Would you quit your job? Become the target of slander and libel? Lose connection with the closest community you’ve ever known?
I hope that your freedom does not cost you that much…but it might.
A Place at the Table
I’ve been Black my whole life, and I know how racism still colors so much of this country. For the past 10 years I’ve been speaking, teaching, and writing publicly about the crisis of racism, and it has been costly.
In 2011, I founded what became The Witness, Inc.—a philanthropic and digital media company that addresses the core concerns of Black people from a Christian perspective. This attempt to make space for the needs and priorities of Black people on the basis of faith sparked years of trolling and insults that persist to this day.
Ultimately, the resistance to my attempts at racial justice—labeled as cultural Marxism, “woke”, liberal, and Critical Race Theory convinced me I needed to leave the denomination where I was seeking ordination, a calling I’d sensed ever since high school.
The School of History
In August of 2014, Mike Brown was killed by a police officer in Ferguson, Missouri which sparked the Black Lives Matter movement. This is when I started to see the most aggressive pushback around racism I had seen up to that point. Anytime someone would say, “Black lives matter!” many Christians would respond with “All lives matter” or “Blue lives matter”. They would argue it was an isolated incident or that the police officer was just “one bad apple” or even that Mike Brown got what he deserved. I knew instinctively that they weren’t right.
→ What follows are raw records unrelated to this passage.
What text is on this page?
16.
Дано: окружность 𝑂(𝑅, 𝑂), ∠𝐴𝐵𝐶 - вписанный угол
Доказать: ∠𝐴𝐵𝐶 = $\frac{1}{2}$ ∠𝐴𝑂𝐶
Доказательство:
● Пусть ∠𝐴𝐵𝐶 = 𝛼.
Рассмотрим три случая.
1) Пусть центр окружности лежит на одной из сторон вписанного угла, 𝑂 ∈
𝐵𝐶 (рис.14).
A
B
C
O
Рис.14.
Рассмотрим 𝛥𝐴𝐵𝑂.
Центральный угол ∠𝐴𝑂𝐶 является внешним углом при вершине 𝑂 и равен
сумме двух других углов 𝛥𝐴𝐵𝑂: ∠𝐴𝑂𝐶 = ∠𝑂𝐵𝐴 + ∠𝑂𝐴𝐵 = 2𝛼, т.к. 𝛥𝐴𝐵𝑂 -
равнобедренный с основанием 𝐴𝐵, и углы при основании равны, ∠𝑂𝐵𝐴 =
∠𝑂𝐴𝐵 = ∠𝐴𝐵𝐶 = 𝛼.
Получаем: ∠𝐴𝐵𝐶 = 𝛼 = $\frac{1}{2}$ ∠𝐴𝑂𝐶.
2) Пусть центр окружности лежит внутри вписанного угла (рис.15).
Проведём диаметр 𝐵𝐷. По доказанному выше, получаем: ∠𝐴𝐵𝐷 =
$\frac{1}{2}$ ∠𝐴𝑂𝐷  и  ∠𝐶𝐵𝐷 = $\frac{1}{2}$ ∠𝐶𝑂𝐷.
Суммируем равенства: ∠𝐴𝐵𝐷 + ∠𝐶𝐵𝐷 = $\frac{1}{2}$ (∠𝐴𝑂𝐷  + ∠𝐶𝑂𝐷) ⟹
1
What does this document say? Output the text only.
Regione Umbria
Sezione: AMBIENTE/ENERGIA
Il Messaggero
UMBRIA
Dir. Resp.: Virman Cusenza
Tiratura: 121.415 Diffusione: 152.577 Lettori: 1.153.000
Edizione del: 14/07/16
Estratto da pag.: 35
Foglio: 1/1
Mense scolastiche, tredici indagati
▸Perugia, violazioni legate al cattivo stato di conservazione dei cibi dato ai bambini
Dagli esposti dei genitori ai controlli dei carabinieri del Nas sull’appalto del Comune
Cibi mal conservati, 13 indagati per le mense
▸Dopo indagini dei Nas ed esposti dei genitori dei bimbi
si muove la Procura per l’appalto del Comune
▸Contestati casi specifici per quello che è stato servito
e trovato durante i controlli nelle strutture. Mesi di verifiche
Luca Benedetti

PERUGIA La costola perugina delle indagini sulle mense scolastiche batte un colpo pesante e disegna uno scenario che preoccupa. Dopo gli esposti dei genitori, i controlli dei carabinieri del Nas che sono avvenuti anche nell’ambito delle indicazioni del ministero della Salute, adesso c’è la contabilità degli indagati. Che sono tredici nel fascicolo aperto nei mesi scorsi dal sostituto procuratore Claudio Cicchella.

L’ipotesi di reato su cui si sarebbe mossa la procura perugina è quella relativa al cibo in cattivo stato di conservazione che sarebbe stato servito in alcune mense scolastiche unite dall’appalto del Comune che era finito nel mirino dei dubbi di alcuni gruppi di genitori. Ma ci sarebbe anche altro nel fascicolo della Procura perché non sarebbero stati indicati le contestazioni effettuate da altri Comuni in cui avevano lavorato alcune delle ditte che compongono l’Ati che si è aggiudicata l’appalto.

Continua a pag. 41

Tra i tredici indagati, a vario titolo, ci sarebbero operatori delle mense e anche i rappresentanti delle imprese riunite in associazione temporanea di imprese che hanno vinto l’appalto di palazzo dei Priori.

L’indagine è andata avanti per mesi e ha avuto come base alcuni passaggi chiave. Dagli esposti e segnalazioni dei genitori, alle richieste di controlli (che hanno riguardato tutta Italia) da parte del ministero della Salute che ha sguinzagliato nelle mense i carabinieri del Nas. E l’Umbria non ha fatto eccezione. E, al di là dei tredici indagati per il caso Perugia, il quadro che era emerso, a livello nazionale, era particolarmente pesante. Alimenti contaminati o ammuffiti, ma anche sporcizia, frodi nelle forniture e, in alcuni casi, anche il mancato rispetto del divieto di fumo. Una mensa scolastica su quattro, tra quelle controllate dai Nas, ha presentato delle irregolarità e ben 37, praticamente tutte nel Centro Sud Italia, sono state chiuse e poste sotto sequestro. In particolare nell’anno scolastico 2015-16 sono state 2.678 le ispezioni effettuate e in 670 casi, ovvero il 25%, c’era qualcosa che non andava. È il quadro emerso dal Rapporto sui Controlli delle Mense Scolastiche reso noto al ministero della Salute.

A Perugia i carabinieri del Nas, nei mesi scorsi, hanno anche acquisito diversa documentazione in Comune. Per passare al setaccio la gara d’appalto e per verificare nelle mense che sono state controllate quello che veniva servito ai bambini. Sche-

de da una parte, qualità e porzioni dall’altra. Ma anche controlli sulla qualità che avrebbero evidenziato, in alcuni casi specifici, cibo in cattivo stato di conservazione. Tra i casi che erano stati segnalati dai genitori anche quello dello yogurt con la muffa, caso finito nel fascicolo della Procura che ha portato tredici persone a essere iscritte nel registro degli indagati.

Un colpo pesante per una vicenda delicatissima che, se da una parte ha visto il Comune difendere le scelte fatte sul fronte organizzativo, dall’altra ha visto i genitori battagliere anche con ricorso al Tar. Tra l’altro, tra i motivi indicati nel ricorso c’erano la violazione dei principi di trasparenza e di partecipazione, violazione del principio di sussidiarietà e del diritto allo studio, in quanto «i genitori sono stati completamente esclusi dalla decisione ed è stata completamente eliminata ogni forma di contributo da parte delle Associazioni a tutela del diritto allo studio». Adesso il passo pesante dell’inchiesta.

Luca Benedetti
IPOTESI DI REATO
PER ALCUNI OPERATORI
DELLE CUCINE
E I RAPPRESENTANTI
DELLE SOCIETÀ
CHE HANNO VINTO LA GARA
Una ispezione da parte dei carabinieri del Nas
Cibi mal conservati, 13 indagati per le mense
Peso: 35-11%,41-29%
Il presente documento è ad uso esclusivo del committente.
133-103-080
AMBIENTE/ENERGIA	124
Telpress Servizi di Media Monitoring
This is when it became apparent to me how powerful history is to help us understand our present-day context. This hunger for more knowledge about the past launched me on the path to earning a PhD in History from the University of Mississippi.
In 2015 when Donald Trump descended the elevator in his New York City Hotel to announce his bid for candidacy of the President of the United States, we learned how egregiously connected white evangelicals are to racism and Christian nationalism. Exit polls after the November 2016 election showed that 4 out of every 5 white evangelicals who voted pulled the lever for this man.
These events coincided with my increasing knowledge of race and U.S. history and culminated in my first book, The Color of Compromise: The Truth about the American Church’s Complicity in Racism. I had to say what needed to be said about how some Christians used religion to construct and maintain racism.
I followed up my first book with a second one geared toward answering the most frequently asked question I get: What do we do?
How to Fight Racism prioritizes the practical and lays out a framework—the ARC of Racial Justice—to help you orient your whole life toward racial justice.
A Step of Faith
After that I finished my PhD and landed what I believed to be my dream job working for the Center for Antiracist Research (CAR) at Boston University. I realized, however, that my real passion is writing and challenging and encouraging the nation and the Church to be a racially and ethnically inclusive community.
So, with no other job lined up and no safety net, I stepped down from from a full-time and prestigious position with the hopes of writing and creating content that can help move us forward in the journey toward racial justice.
I’m thankful that thousands of people have accessed my teaching and writing and found them helpful. But if I’m honest, I still sometimes feel adrift, uncertain of my place where I can’t help but bring the truths of history to bear on issues of race, religion, and current events.
Even though I have more questions than answers, I know at least this much: My work is to say what must be said about race, religion, and current events with a historical perspective.
Let’s Journey Together
I do not aim to upset people, my goal is see the beloved community enacted in as many places and to the greatest extent possible. But to get there, we’re going to have to flip some tables to make room for people from all the nations.